While the U.S. is grappling with what has been described by Director of National Intelligence, James Clapper as "multifaceted influence and espionage operations,” perpetrated by Russia’s Vladimir Putin, much of the fashion press is en route to Kaliningrad – a Russian seaport town located between Poland and Lithuania on the Baltic Sea – for Russian designer Gosha Rubchinskiy’s Autumn/Winter 2017 show.
It was difficult not to notice the timing. As U.S. President-elect Donald Trump was in the midst of a press conference, in which he stated for the first time that he believes that Putin and the Russian government were responsible for hacking the Democratic National Committee’s email database ahead of the election, fashion industry insiders were preparing to make the trek to Kaliningrad.
The locale of the show is not surprising. Rubchinskiy, after all, was born in Moscow in the mid-1980’s and lives there today. He is part of a new(ish) wave of Eastern-born and influenced fashion figures, which includes Russian-born stylist Lotta Volkova and, and Georgian-born designer Demna Gvasalia, the creative head of both Vetements and Balenciaga, among others.
Given his background, Rubchinskiy’s work is heavily tied to his motherland. He told AnOther magazine in 2010 that “everyday life in Russia” is his most significant source of inspiration. Of the soviet-inspired imagery and symbols that make their way into his collection, he says: “I grew up in the north of Moscow. I’ve lived here all my life. I started school in 1991, so the beginning of the 1990s of course influenced me. Everyone – one way or another – has some sort of nostalgia. Our childhood memories end up being quite romantic, and so these images become incorporated into artistic work.”
With this in mind, his choice of setting – just like his choices for casting and styling, etc. – is logical. Unlike Chanel, which had little – if any real ties to Cuba when it encamped there in May 2016 for its truly lavish Resort show – Russia is deeply personal for Rubchinskiy, and thereby transcends any of the insensitivity or plain old out-of-touch, elite fashion-isms of which Chanel’s Cuba excursion reeked.
In fact, Rubchinskiy’s Fall/Winter 2017 show exemplifies one of the most beautiful powers of fashion: Its ability to unite. Regardless of what you make of the truly polarizing media coverage of U.S. relations with Russia, particularly in light of the recent Presidential election, his show’s site – and his brand, in general – is worth celebrating.
Instead of randomly looking to a far-flung place to glamorize or profit from its culture as brands have been well-known to do (often referring to the "cultural richness” of said place as a politically correct cover), Rubchinskiy has been nothing if not consistent and authentic in his work. His designs – which are undeniably putting Russia on the map as the home to budding design talent – shine a light on Russian youths, the ones that, like Gosha, came of age in Russia, “in a country undergoing huge political, economical and cultural change after dissolution of the USSR in 1991,” he says.
As HighSnobiety noted some time ago, “Alongside his collections, Gosha’s photography – as seen in his 2012 book Transfiguration, limited sets of prints or on Instagram – shines a light on a part of Russia that we rarely see in the West.

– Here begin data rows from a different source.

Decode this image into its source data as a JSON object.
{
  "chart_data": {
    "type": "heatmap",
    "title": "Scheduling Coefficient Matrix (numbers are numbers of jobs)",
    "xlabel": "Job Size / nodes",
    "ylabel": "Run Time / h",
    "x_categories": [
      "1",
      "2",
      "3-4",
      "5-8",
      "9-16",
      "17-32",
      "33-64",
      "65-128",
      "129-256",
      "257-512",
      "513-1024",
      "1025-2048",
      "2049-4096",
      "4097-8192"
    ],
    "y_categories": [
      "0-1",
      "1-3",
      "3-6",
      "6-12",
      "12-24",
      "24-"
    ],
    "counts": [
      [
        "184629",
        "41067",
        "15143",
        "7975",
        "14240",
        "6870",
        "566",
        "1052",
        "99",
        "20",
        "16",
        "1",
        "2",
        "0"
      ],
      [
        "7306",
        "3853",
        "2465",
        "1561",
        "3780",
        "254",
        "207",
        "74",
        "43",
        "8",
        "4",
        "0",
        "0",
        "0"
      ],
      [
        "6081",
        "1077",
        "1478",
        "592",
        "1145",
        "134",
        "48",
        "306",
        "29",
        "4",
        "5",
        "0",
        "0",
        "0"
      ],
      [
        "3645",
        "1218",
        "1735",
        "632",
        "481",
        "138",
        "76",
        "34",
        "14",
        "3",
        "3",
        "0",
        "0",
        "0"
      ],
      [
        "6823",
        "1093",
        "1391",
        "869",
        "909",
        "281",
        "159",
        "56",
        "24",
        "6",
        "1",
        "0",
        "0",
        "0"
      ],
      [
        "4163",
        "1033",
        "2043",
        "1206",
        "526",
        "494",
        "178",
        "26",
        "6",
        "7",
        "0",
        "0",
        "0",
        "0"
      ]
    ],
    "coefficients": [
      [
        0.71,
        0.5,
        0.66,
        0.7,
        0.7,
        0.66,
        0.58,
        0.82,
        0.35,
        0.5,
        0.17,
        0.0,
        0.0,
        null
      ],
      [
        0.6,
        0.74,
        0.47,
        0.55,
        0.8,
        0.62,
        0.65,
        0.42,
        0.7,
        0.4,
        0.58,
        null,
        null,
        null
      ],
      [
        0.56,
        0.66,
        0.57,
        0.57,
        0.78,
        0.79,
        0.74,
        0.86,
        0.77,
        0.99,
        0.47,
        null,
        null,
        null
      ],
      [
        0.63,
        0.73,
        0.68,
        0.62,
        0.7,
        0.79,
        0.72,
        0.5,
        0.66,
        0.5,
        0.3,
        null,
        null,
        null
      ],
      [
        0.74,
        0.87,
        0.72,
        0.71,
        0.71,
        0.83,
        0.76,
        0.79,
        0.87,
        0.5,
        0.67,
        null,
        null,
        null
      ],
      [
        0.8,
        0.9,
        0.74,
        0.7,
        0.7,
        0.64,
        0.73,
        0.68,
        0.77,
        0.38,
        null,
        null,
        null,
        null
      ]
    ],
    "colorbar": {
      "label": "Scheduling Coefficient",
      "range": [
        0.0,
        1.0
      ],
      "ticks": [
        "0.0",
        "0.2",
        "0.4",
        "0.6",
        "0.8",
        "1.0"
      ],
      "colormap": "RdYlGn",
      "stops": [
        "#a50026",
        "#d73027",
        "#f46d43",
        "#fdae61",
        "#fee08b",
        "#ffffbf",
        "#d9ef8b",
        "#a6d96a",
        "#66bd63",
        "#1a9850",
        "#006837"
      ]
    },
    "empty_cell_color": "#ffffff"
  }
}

Avoiding the clichés of fallen communism and vulgar luxury that taint most people’s preconceptions of the country, Gosha’s Russia is a place of thriving subcultures and unusual-yet-familiar aesthetics. The country’s youths clearly love skating and sportswear – but their look is quintessentially Russian, with socks tucked into tracksuits and shoelaces used for belts.”
And as Rubchinskiy, himself, has stated, these are the same youths as anywhere else, despite Russia’s complicated past. “This new generation does the same things as youth from around the world. They are the same guys who Hedi Slimane photographs in California. But with us, they just call it ‘Post-Soviet Youth.’ I hate tags and I hate borders.”

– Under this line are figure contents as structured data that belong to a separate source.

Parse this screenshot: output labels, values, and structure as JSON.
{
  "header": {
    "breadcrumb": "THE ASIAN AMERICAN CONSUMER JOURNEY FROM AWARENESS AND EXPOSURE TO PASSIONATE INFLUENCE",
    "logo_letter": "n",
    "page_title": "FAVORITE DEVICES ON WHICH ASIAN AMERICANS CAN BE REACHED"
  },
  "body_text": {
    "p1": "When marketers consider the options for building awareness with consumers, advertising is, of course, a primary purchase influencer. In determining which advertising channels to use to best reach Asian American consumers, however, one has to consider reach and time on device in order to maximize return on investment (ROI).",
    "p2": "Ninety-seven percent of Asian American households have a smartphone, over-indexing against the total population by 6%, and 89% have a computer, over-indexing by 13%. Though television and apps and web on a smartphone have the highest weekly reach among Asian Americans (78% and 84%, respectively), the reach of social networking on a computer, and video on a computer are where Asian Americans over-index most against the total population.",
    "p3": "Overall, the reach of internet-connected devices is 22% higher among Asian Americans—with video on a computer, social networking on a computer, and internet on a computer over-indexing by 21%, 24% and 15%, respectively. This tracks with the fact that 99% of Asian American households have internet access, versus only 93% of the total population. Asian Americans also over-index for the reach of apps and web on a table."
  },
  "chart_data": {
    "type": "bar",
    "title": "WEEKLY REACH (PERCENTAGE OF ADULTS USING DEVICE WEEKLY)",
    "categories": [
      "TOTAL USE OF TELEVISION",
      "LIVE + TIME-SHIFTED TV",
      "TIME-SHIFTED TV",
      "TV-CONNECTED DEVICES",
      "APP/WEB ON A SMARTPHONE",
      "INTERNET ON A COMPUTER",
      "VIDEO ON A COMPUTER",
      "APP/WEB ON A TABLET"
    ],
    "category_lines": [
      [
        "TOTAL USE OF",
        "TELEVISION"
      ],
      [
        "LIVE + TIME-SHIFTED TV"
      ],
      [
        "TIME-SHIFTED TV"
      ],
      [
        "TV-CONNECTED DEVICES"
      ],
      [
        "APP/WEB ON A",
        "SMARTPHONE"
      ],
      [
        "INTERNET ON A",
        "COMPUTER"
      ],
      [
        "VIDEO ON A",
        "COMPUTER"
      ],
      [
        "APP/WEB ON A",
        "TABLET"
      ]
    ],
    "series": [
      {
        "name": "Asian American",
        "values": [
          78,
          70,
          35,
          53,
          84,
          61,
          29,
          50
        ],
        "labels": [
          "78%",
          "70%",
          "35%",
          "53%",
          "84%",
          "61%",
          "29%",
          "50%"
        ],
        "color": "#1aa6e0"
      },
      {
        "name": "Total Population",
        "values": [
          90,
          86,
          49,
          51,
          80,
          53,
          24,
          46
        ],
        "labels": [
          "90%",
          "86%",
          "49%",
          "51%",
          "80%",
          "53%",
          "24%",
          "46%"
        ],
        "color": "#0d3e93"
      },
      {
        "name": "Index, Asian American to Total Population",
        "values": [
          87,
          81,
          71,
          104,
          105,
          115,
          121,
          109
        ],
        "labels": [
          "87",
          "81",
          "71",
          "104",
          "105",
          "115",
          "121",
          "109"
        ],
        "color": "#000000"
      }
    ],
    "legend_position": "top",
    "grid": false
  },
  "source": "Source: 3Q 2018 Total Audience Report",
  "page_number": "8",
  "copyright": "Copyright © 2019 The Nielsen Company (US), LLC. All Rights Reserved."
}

On Thursday, Rubchinskiy surpassed a border, so to speak. In light of the state of the media and the seemingly endless stream of propaganda, this 30-year old creative drew journalists and fashion industry insiders from all over the world to him – in Russia – as a result of his vision and his talent. This is a valuable thing for fashion and for the world, as Rubchinskiy is allowing Russia to communicate with the world culturally despite the inner workings of its political leaders and the ongoing political strife. He is bringing individuals to Russian because the work he is putting forth is worth seeing. He is making Russian culture accessible to the world in a positive way.
Celebrating the arts coming out of Russia, independent of government and state message, and using fashion to bypass politics seems to be part of Rubchinskiy’s goal. Speaking to 032c magazine last year, he said: “All the fights in the press where people are divided into ‘us’ and ‘them’ are just bullshit. But on the other hand, there is a great international unity of young people. I think young people don’t give a shit about politics. They don’t listen. They don’t believe in it … I’m sick of politicians’ faces. Nobody knows what they fight about. But I feel a great energy that comes from youth all over the world. Old people can keep making wars for money, but we’ll grow up and change the world. I hope.”